Schools with larger endowments, especially in ratio to the number of students, can offer more aid because they have more money to spend. If you need more help, consider applying to such schools, which may be those with strong national reputations going back many decades.
Help with fundraisers. Chaperone on field trips. Volunteer your time and expertise to the school’s many committees and projects. Donate what you can to the school’s annual fund. These efforts show that you value membership in the community and that you care about making it stronger and more effective. The school, in turn, will be more likely to value your family and to show that in its aid offer.
Expect tuition to rise each year. It is a rare event when a private school reduces its retail price. Plan for a 5-10% jump annually, even after your aid award.
Pay your tuition on time, and don’t bounce checks. Make it easy on the school, and the school will treat you better.

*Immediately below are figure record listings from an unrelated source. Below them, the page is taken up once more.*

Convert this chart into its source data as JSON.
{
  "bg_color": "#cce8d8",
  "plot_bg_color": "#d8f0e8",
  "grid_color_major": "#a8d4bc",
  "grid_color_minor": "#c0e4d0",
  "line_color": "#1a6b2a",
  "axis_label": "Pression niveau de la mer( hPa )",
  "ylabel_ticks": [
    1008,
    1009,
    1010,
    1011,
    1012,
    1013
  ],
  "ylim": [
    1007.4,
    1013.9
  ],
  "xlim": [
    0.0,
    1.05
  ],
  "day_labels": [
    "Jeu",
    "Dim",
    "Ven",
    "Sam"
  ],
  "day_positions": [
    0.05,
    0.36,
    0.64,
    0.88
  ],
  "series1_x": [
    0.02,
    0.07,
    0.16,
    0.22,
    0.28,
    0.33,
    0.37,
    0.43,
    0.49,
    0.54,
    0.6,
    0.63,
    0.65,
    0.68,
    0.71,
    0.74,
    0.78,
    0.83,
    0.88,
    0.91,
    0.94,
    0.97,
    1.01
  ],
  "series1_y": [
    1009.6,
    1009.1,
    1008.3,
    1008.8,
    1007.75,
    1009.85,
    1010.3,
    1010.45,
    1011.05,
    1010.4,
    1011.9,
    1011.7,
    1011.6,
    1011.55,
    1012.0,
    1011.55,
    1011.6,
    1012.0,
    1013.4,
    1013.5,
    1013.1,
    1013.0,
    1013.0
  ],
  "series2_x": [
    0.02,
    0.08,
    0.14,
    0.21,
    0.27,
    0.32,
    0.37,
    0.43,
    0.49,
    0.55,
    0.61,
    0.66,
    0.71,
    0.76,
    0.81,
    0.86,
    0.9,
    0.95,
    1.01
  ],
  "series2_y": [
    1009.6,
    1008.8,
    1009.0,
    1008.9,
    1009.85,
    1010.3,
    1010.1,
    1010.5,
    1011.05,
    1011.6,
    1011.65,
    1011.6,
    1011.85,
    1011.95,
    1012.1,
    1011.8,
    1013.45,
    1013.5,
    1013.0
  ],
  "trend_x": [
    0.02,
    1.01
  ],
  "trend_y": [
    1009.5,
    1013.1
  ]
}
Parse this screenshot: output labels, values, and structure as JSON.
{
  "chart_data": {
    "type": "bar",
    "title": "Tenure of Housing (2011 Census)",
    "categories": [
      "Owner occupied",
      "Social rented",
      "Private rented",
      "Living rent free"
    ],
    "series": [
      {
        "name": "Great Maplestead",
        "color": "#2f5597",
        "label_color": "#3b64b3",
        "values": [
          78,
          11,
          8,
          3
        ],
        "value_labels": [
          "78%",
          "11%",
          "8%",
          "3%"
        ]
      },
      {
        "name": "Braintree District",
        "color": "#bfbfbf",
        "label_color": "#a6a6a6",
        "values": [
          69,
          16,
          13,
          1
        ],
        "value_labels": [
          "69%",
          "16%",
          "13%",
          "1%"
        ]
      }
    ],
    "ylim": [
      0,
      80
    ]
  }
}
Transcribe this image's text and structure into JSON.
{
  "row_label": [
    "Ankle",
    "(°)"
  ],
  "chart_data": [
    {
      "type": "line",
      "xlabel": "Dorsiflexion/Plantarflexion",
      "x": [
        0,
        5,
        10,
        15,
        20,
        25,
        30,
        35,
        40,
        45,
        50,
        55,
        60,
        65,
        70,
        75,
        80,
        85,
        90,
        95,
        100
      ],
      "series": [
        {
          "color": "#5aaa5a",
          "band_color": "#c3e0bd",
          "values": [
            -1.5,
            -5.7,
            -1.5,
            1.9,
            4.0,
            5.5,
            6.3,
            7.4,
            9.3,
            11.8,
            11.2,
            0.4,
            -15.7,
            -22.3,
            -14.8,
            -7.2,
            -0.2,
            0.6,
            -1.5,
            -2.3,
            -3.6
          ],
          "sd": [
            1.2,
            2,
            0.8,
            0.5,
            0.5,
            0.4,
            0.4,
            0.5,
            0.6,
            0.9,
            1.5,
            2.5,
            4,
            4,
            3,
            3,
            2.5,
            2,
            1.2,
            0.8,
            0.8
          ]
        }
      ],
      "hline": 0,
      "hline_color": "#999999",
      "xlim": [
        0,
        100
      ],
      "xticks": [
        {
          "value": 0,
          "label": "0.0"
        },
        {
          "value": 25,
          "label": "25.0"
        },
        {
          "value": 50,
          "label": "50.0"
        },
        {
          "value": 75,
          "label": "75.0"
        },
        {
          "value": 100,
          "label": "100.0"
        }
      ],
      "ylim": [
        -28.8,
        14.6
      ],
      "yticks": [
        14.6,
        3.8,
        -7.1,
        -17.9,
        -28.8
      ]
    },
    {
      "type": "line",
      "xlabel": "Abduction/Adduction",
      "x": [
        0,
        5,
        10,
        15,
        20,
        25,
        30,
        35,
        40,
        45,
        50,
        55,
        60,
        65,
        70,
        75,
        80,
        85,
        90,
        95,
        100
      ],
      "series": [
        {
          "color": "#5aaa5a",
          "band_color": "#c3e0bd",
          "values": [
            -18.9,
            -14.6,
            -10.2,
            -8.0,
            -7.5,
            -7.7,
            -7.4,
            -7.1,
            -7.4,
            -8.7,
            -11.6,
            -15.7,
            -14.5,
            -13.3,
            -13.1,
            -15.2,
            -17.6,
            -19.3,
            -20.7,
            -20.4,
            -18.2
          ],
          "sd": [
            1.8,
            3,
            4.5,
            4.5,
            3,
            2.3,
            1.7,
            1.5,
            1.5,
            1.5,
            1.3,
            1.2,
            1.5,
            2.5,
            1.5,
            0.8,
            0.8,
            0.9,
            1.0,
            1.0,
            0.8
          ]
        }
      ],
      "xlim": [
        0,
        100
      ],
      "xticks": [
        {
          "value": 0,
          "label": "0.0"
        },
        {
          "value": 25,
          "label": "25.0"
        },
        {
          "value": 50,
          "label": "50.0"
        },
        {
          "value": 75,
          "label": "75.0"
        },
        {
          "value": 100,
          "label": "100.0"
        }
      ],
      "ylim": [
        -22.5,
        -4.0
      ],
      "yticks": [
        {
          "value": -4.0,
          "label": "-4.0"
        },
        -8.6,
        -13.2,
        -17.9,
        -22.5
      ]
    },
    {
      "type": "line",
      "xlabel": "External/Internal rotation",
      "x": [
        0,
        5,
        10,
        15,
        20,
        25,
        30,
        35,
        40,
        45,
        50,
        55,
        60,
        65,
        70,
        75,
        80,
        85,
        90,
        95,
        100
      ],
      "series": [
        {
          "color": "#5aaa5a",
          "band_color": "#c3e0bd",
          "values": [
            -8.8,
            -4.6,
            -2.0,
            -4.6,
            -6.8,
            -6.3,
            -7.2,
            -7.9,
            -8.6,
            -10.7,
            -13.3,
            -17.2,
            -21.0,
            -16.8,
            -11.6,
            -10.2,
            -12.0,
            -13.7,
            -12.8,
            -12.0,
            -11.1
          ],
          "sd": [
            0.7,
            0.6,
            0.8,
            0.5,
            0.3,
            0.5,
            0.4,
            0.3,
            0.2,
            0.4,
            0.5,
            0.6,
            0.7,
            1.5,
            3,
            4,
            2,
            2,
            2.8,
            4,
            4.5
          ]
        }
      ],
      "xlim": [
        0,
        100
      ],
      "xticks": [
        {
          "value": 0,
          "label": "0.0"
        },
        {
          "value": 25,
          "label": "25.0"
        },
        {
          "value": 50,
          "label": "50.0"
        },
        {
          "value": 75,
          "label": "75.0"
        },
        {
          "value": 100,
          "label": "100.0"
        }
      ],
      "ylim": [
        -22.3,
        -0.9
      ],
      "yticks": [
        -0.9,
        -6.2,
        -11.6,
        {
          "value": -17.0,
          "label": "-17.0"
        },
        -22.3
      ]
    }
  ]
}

Finally, call financial aid what it is: a discount. “Aid" is really a misnomer; you’re getting a discount on the price of a service. When you think of it this way, you can push for a better deal. Your leverage is what your child and family bring to the school community, as well as any other comparable offers out there. The school’s leverage is the actual and perceived value of its offerings, as well as the cost and inconvenience--and the risk--of your switching schools.
Be honest and realistic, advocate strongly for yourself, and be prompt in completing your obligations. These are the keys to navigating the private school financial aid landscape.